В день, когда я спасла этого человека по какому-то неведомому порыву, вместо того, чтобы лишь наблюдать или самой приложить руку к его гибели с целью забрать себе его жизненные силы, будто сама судьба подтолкнула на этот поступок, я впервые ощутила, что моё сердце бьётся и что в нём есть для кого-то место.
Я не получила его жизненные силы, но он, оставшись в живых, дал мне нечто иное, более живое и прекрасное. Он дал мне то, что я берегла в своём сердце и душе.
***
— Так что вы, русалки, — Риндо всё ещё с небольшим недоверием произносил это слово, когда заговаривал со мной на эту тему, будто наличие у меня хвоста не являлось максимальным доказательством, — едите?..
— Как что? — я изобразила искреннее удивление и прикрыла ладонью губы, глядя на его лицо в ожидании появления каких-то эмоций, — за несколько недель знакомства он показался слишком отстранённым и не очень эмоциональным, что я желала исправить. — Мы едим людей.
Его вид, до этого сквозивший нейтральностью, практически не изменился, за исключением приподнятых бровей и мимолётного движения кадыка.

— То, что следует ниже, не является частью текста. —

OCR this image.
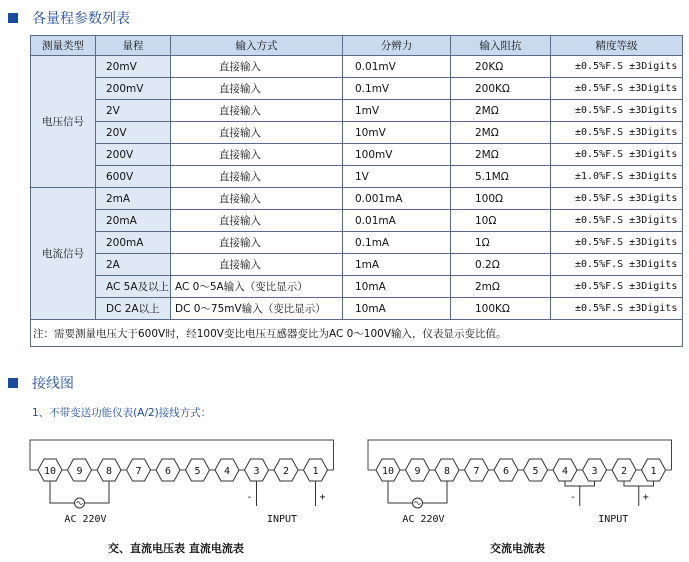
各量程参数列表
测量类型	量程	输入方式	分辨力	输入阻抗	精度等级
电压信号	20mV	直接输入	0.01mV	20KΩ	±0.5%F.S ±3Digits
	200mV	直接输入	0.1mV	200KΩ	±0.5%F.S ±3Digits
	2V	直接输入	1mV	2MΩ	±0.5%F.S ±3Digits
	20V	直接输入	10mV	2MΩ	±0.5%F.S ±3Digits
	200V	直接输入	100mV	2MΩ	±0.5%F.S ±3Digits
	600V	直接输入	1V	5.1MΩ	±1.0%F.S ±3Digits
电流信号	2mA	直接输入	0.001mA	100Ω	±0.5%F.S ±3Digits
	20mA	直接输入	0.01mA	10Ω	±0.5%F.S ±3Digits
	200mA	直接输入	0.1mA	1Ω	±0.5%F.S ±3Digits
	2A	直接输入	1mA	0.2Ω	±0.5%F.S ±3Digits
	AC 5A及以上	AC 0～5A输入（变比显示）	10mA	2mΩ	±0.5%F.S ±3Digits
	DC 2A以上	DC 0～75mV输入（变比显示）	10mA	100KΩ	±0.5%F.S ±3Digits
注：需要测量电压大于600V时，经100V变比电压互感器变比为AC 0～100V输入，仪表显示变比值。					
接线图
1、不带变送功能仪表(A/2)接线方式：
10 9 8 7 6 5 4 3 2 1
AC 220V
-	+
INPUT
10 9 8 7 6 5 4 3 2 1
AC 220V
-	+
INPUT
交、直流电压表 直流电流表	交流电流表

— Значит, мифы не врут, — констатировал Риндо чуть тише и повернул голову в сторону горизонта, давая мне шанс рассмотреть его красивый чёткий профиль, к которому с каждым днём хотелось прикоснуться всё сильнее.
— Риндо, я же потутила... — выдохнула я, произнеся одно из новых слов, которым он меня учил при встречах, погружая в культуру таких же, как он, и делая чуть счастливее.
— Что?
— Это тутка, говорю.
Несколько секунд он думал, слегка угрюмо глядя на меня, а затем прикрыл глаза и, несколько раз повертев головой, ухмыльнулся так снисходительно, будто я была ребёнком, сказавшим что-то нелепое.
— Правильно говорить "пошутила" и "шутка", рыбка.
Его широкая ладонь легла на мою голову и погладила по всегда мокрым волосам, пуская мурашки вдоль позвоночника до самого плавника, которые также проникали в сердце по кровеносным сосудам, укрепляя в нём образ Риндо Хайтани.
Я любила, когда он прикасался ко мне, как гладил мои волосы и дотрагивался к коже, проводя пальцем по маленькой коричневой точке у меня под глазом, которая оказалась родинкой. Моей единственной и, по его словам, красивой родинкой.
Мне нравилось чувствовать тепло тела Риндо, ведь я всегда была холодной. Не только телом, а и душой, пока он не появился и не согрел меня своим присутствием.
— Так что вы едите-то?
***
— Пахнет не очень вкусно, — я скривилась, понюхав напиток, который Риндо принёс на нашу очередную встречу на том самом маленьком пляже меж скал, где мы познакомились несколько месяцев назад и часто встречались после того случая, пока я всё сильнее и сильнее привязывалась к нему и тонула в собственных иллюзиях касаемо него.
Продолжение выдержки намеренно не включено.